Hear for the Holidays!

With the holidays quickly approaching, many of you will be attending gatherings with family and friends. If your family gatherings or office parties are anything like mine, there are plenty of fun games, music and conversation. Unfortunately, all that fun can make for a difficult listening environment, especially for individuals with hearing loss. If you have hearing loss, don’t let that affect your ability to enjoy this precious time with the people who mean the most to you. Here are communication strategies that can make the holidays fun and enjoyable for everyone.

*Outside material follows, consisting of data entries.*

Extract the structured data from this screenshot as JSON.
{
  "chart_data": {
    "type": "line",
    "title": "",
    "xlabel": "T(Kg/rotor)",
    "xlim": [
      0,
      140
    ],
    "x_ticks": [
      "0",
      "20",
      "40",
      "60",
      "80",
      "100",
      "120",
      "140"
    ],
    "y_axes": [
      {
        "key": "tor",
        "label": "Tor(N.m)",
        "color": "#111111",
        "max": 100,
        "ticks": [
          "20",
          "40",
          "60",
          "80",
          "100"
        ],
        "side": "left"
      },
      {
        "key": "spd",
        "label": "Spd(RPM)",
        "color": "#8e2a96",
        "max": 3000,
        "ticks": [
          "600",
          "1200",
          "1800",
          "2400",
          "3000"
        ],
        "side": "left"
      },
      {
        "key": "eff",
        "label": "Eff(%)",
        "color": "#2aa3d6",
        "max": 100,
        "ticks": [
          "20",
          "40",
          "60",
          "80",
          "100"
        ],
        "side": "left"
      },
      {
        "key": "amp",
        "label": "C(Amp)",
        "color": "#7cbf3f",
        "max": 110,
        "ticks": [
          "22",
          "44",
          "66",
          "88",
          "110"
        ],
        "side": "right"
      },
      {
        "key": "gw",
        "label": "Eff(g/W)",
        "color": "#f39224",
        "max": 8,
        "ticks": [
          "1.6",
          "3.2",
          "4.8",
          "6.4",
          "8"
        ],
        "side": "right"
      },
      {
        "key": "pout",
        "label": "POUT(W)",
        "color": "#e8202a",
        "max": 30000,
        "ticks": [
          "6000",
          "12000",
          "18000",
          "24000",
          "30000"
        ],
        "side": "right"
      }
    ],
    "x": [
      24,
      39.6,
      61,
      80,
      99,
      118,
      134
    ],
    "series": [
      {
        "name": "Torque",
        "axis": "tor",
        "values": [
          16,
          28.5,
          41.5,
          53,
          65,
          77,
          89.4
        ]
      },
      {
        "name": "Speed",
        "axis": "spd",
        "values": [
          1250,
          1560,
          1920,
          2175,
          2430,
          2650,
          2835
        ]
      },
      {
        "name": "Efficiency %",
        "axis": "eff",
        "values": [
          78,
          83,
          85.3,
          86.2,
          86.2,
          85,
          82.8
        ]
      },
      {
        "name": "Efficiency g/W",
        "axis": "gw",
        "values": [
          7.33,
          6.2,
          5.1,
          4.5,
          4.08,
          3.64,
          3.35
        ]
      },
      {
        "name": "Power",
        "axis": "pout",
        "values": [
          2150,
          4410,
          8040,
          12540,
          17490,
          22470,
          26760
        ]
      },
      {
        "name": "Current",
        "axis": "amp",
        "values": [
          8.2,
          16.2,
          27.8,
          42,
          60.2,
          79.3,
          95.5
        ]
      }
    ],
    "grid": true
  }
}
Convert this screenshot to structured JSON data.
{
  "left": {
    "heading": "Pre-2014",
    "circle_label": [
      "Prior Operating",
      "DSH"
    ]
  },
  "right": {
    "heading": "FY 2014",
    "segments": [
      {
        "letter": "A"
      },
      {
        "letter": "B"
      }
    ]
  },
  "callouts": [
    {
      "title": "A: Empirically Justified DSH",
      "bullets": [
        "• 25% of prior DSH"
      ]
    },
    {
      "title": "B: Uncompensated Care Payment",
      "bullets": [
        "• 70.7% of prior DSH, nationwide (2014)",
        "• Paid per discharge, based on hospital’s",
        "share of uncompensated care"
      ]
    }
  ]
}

It is often said that “when someone in the family has a hearing loss, the entire family has a hearing problem.” Remember, communication is a two-way street. Both the speaker and listener need to do their part in improving conversation.

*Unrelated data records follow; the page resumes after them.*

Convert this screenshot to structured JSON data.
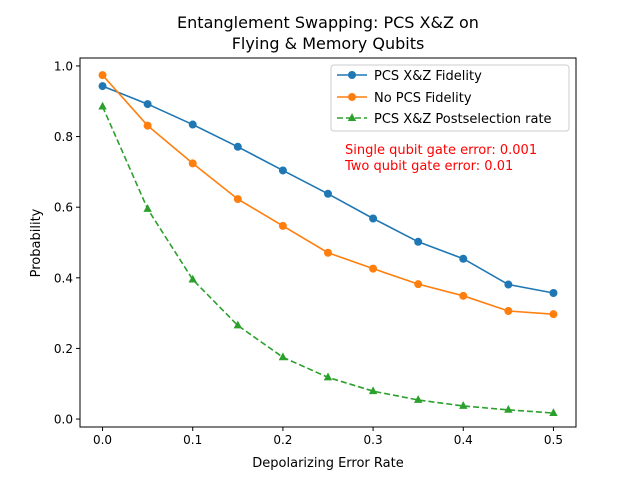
{
  "chart_data": {
    "type": "line",
    "title_lines": [
      "Entanglement Swapping: PCS X&Z on",
      "Flying & Memory Qubits"
    ],
    "xlabel": "Depolarizing Error Rate",
    "ylabel": "Probability",
    "xlim": [
      -0.025,
      0.525
    ],
    "ylim": [
      -0.0225,
      1.0225
    ],
    "x_ticks": [
      0.0,
      0.1,
      0.2,
      0.3,
      0.4,
      0.5
    ],
    "x_tick_labels": [
      "0.0",
      "0.1",
      "0.2",
      "0.3",
      "0.4",
      "0.5"
    ],
    "y_ticks": [
      0.0,
      0.2,
      0.4,
      0.6,
      0.8,
      1.0
    ],
    "y_tick_labels": [
      "0.0",
      "0.2",
      "0.4",
      "0.6",
      "0.8",
      "1.0"
    ],
    "grid": false,
    "legend_position": "top-right",
    "x": [
      0.0,
      0.05,
      0.1,
      0.15,
      0.2,
      0.25,
      0.3,
      0.35,
      0.4,
      0.45,
      0.5
    ],
    "series": [
      {
        "name": "PCS X&Z Fidelity",
        "color": "#1f77b4",
        "line_style": "solid",
        "marker": "circle",
        "values": [
          0.943,
          0.892,
          0.834,
          0.771,
          0.704,
          0.638,
          0.568,
          0.502,
          0.454,
          0.381,
          0.357
        ]
      },
      {
        "name": "No PCS Fidelity",
        "color": "#ff7f0e",
        "line_style": "solid",
        "marker": "circle",
        "values": [
          0.974,
          0.831,
          0.724,
          0.623,
          0.547,
          0.471,
          0.426,
          0.382,
          0.349,
          0.306,
          0.297
        ]
      },
      {
        "name": "PCS X&Z Postselection rate",
        "color": "#2ca02c",
        "line_style": "dashed",
        "marker": "triangle",
        "values": [
          0.885,
          0.595,
          0.395,
          0.265,
          0.175,
          0.118,
          0.079,
          0.054,
          0.037,
          0.026,
          0.017
        ]
      }
    ],
    "annotations": [
      {
        "text": "Single qubit gate error: 0.001",
        "color": "#ff0000"
      },
      {
        "text": "Two qubit gate error: 0.01",
        "color": "#ff0000"
      }
    ]
  }
}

  • If you are the listener, be assertive. Don’t be afraid to tell people you are having difficulties understanding what they are saying. Assess each environment for noise sources and lighting and get yourself to a spot to maximize your chances for good hearing. If background noise is inevitable, face away from it. Focus on one speaker at a time. Listen with both your eyes and ears. Make sure you have a clear view of the communication partner’s face so you can take advantage of facial expressions and other contextual clues.
  • If you have hearing aids or other assistive technology, use it! If you are unhappy with your current technology, contact your hearing health care professional to discuss new technology or other devices that could be beneficial. Whatever you do, don’t bluff or just give up. Some communication difficulties are inevitable, but stay optimistic and be patient with others and yourself.
  • If you are the one doing the talking to a hearing-impaired person, get his or her attention first. Speak clearly and at a moderate pace. There is no need to shout; this can actually make understanding worse. If you are still misunderstood, try rephrasing your message instead of repeating. Give clues to others when you are changing the topic of conversation.
  • Also, avoid carrying on a conversation around excessive background noise. Move to a location where there is less background noise and good lighting so your communication partner also can see your facial expressions and gestures. I know food is almost a must at holiday parties; however, having food in your mouth or holding your drink near your face while communicating also can have negative impacts on effective conversation. In general, just be patient, positive and empathetic.

Whether you have hearing loss or not, these communication strategies can be very helpful. Don’t hesitate to try some of these tips at your next holiday party.